This is the magazine that made America snarky.
In 1954, a U.S. Senate subcommittee investigating juvenile delinquency called William Gaines, publisher of the successful EC Comics, to testify. “You think it does the children a lot of good to read these things?” asked the subcommittee’s counsel. “I don’t think it does them a bit of good, sir, but I don’t think it does them a bit of harm, either,” Gaines said.

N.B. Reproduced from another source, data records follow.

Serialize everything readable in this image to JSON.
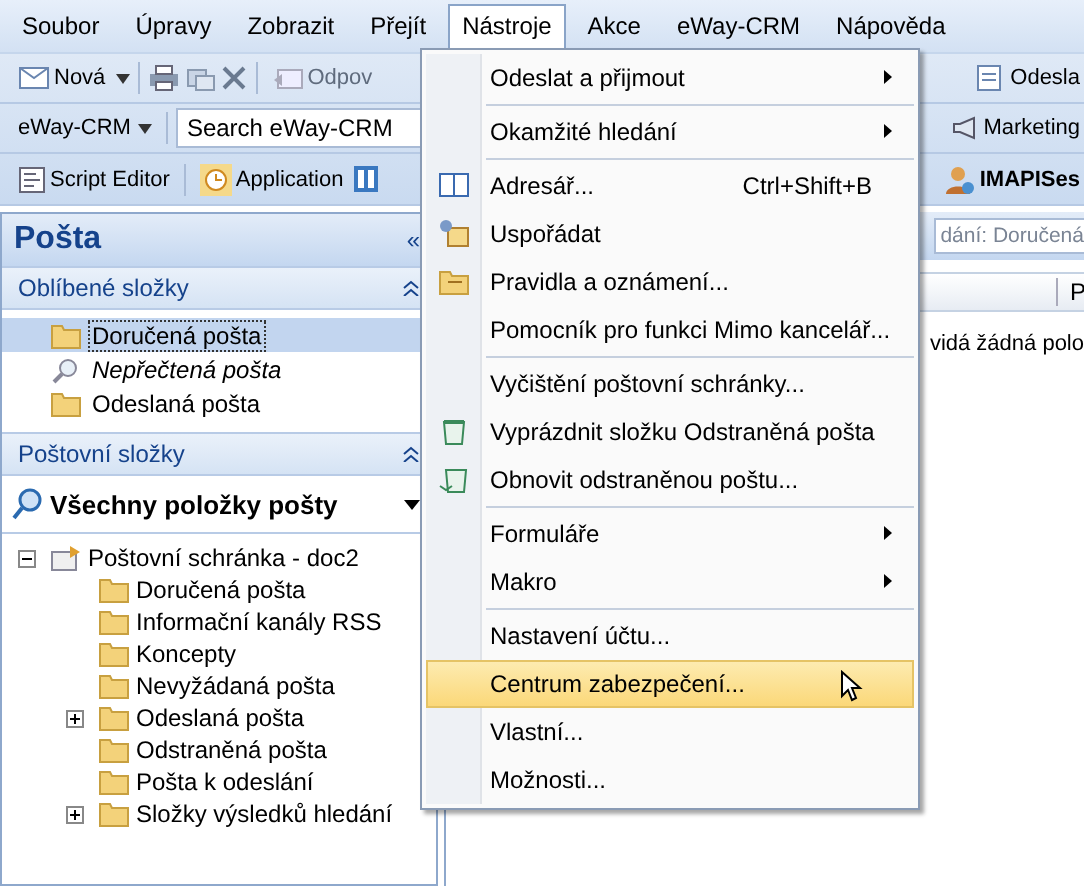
{
  "menu_bar": [
    {
      "label": "Soubor",
      "open": false
    },
    {
      "label": "Úpravy",
      "open": false
    },
    {
      "label": "Zobrazit",
      "open": false
    },
    {
      "label": "Přejít",
      "open": false
    },
    {
      "label": "Nástroje",
      "open": true
    },
    {
      "label": "Akce",
      "open": false
    },
    {
      "label": "eWay-CRM",
      "open": false
    },
    {
      "label": "Nápověda",
      "open": false
    }
  ],
  "toolbar_1": {
    "new_button": "Nová",
    "reply_button": {
      "label": "Odpov",
      "disabled": true
    },
    "right_button": "Odesla"
  },
  "toolbar_2": {
    "crm_dropdown": "eWay-CRM",
    "search": {
      "value": "Search eWay-CRM"
    },
    "right_button": "Marketing"
  },
  "toolbar_3": {
    "buttons": [
      "Script Editor",
      "Application"
    ],
    "right_button": "IMAPISes"
  },
  "nav_pane": {
    "title": "Pošta",
    "collapse": "«",
    "favorites": {
      "title": "Oblíbené složky",
      "items": [
        {
          "label": "Doručená pošta",
          "kind": "folder",
          "selected": true
        },
        {
          "label": "Nepřečtená pošta",
          "kind": "search",
          "selected": false
        },
        {
          "label": "Odeslaná pošta",
          "kind": "folder",
          "selected": false
        }
      ]
    },
    "folders": {
      "title": "Poštovní složky",
      "view": "Všechny položky pošty",
      "tree": [
        {
          "label": "Poštovní schránka - doc2",
          "expanded": true,
          "children": [
            {
              "label": "Doručená pošta"
            },
            {
              "label": "Informační kanály RSS"
            },
            {
              "label": "Koncepty"
            },
            {
              "label": "Nevyžádaná pošta"
            },
            {
              "label": "Odeslaná pošta",
              "expanded": false
            },
            {
              "label": "Odstraněná pošta"
            },
            {
              "label": "Pošta k odeslání"
            },
            {
              "label": "Složky výsledků hledání",
              "expanded": false
            }
          ]
        }
      ]
    }
  },
  "main_pane": {
    "search": {
      "value": "dání: Doručená"
    },
    "column_1": "P",
    "message": "vidá žádná polo"
  },
  "tools_menu": {
    "groups": [
      [
        {
          "label": "Odeslat a přijmout",
          "submenu": true,
          "selected": false
        }
      ],
      [
        {
          "label": "Okamžité hledání",
          "submenu": true,
          "selected": false
        }
      ],
      [
        {
          "label": "Adresář...",
          "shortcut": "Ctrl+Shift+B",
          "selected": false
        },
        {
          "label": "Uspořádat",
          "selected": false
        },
        {
          "label": "Pravidla a oznámení...",
          "selected": false
        },
        {
          "label": "Pomocník pro funkci Mimo kancelář...",
          "selected": false
        }
      ],
      [
        {
          "label": "Vyčištění poštovní schránky...",
          "selected": false
        },
        {
          "label": "Vyprázdnit složku Odstraněná pošta",
          "selected": false
        },
        {
          "label": "Obnovit odstraněnou poštu...",
          "selected": false
        }
      ],
      [
        {
          "label": "Formuláře",
          "submenu": true,
          "selected": false
        },
        {
          "label": "Makro",
          "submenu": true,
          "selected": false
        }
      ],
      [
        {
          "label": "Nastavení účtu...",
          "selected": false
        },
        {
          "label": "Centrum zabezpečení...",
          "selected": true
        },
        {
          "label": "Vlastní...",
          "selected": false
        },
        {
          "label": "Možnosti...",
          "selected": false
        }
      ]
    ]
  }
}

Before Congress could take action, comics publishers decided to regulate themselves. They adopted the Code of the Comics Association, which sharply limited violence, kissing, and other fun stuff in comics. To get around these strictures, Gaines turned Mad Comics — which parodied other comic books — into Mad Magazine. Harvey Kurtzman, the editor, “starts mining all of American culture,” says Maria Reidelbach, the author of Completely Mad: A History of the Comic Book and Magazine. Movies, television, books, even Broadway shows that kids probably hadn’t seen, all became fair game to Mad writers.

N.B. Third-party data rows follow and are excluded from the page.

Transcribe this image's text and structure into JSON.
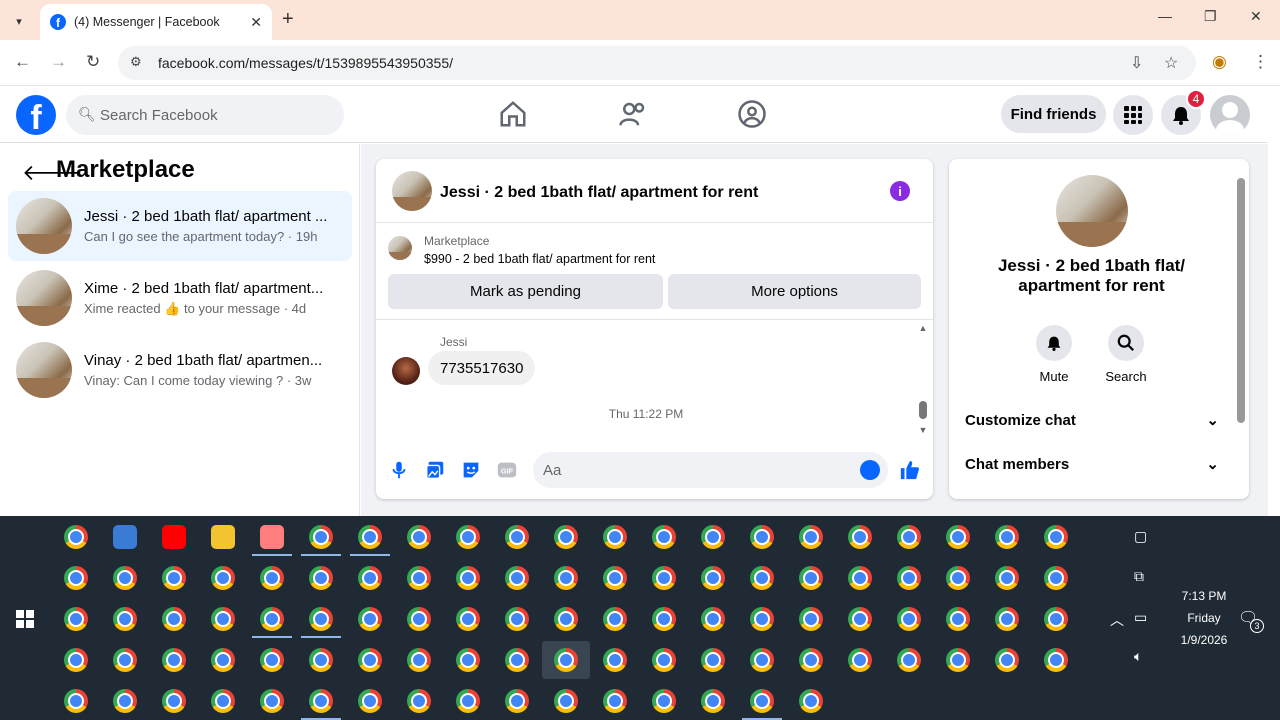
{
  "browser": {
    "tab_title": "(4) Messenger | Facebook",
    "url": "facebook.com/messages/t/1539895543950355/"
  },
  "fb": {
    "search_placeholder": "Search Facebook",
    "find_friends": "Find friends",
    "notif_count": "4"
  },
  "left": {
    "title": "Marketplace",
    "conversations": [
      {
        "name": "Jessi · 2 bed 1bath flat/ apartment ...",
        "preview": "Can I go see the apartment today? · 19h"
      },
      {
        "name": "Xime · 2 bed 1bath flat/ apartment...",
        "preview": "Xime reacted 👍 to your message · 4d"
      },
      {
        "name": "Vinay · 2 bed 1bath flat/ apartmen...",
        "preview": "Vinay: Can I come today viewing ? · 3w"
      }
    ]
  },
  "chat": {
    "title": "Jessi · 2 bed 1bath flat/ apartment for rent",
    "listing_source": "Marketplace",
    "listing_price": "$990 - 2 bed 1bath flat/ apartment for rent",
    "btn_pending": "Mark as pending",
    "btn_more": "More options",
    "sender": "Jessi",
    "message": "7735517630",
    "timestamp": "Thu 11:22 PM",
    "composer_placeholder": "Aa"
  },
  "details": {
    "title": "Jessi · 2 bed 1bath flat/ apartment for rent",
    "mute": "Mute",
    "search": "Search",
    "customize": "Customize chat",
    "members": "Chat members"
  },
  "tray": {
    "time": "7:13 PM",
    "day": "Friday",
    "date": "1/9/2026",
    "notif_count": "3"
  }
}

That juvenile, subversive undercutting of the adult world was tremendously influential for the kids who became the counterculture. In his book The Sixties: Years of Hope, Days of Rage, sociologist Todd Gitlin wrote, “Mad pulled the plug and said, ‘The Lone Ranger, Wonder Bread, and TV commercials — even Marlon Brando — are ridiculous!’”
Yet in mocking so much of the adult world, Mad was also slyly educational. Longtime writer Arnie Kogen says, “I never aimed anything at kids. I just wrote what I thought was funny. If kids got it, they got it. If they didn’t get it, that was their problem.” On one page, Mad would parody TV shows, and would be talking about Soviet politics on the next. In 1963, they ran a parody of West Side Story’s “Jet Song” called “When You’re a Red.”
When you’re a Red,
You’re a Red all the way
From your first party purge
To your last power play
Roger Ebert credited Mad’s movie parodies with teaching him to watch with a critical eye. “Mad’s parodies made me aware of the machine inside the skin — of the way a movie might look original on the outside, while inside it was just recycling the same old dumb formulas,” Ebert wrote in his forward to Mad About the Movies.
By this point, several generations of comedy writers have been reared on Mad Magazine, and its influence extends to shows like South Park, The Daily Show, and The Simpsons, which has explicitly paid tribute to Mad. Even Matthew Weiner, the creator of Mad Men, has cited Mad as an inspiration. The magazine’s parody of Madison Avenue gave Weiner his first look at a “drunken, callow, glib, self-serving ad man,” as he wrote in the book Inside Mad.
The Mad sensibility shaped today’s culture of clever, snide sarcasm — the ubiquitous style we call snark. Todd Gitlin says, “Mad won. Mad is now the dominant culture. Today, being unserious is the premium posture.” But even a comedy writer (and son of a Mad pioneer) like Jay Kogen sees a downside to Mad’s victory. “It supports the idea that it’s better to be cynical than to really feel something,” Kogen reflects. “I’ve been much more ready to pick something apart and to make fun of it rather than to just enjoy it.”
“I don’t think that until I had a child was I able to appreciate that there is such a thing as innocent joy,” Kogen adds. “There’s something to be said for sincerity.”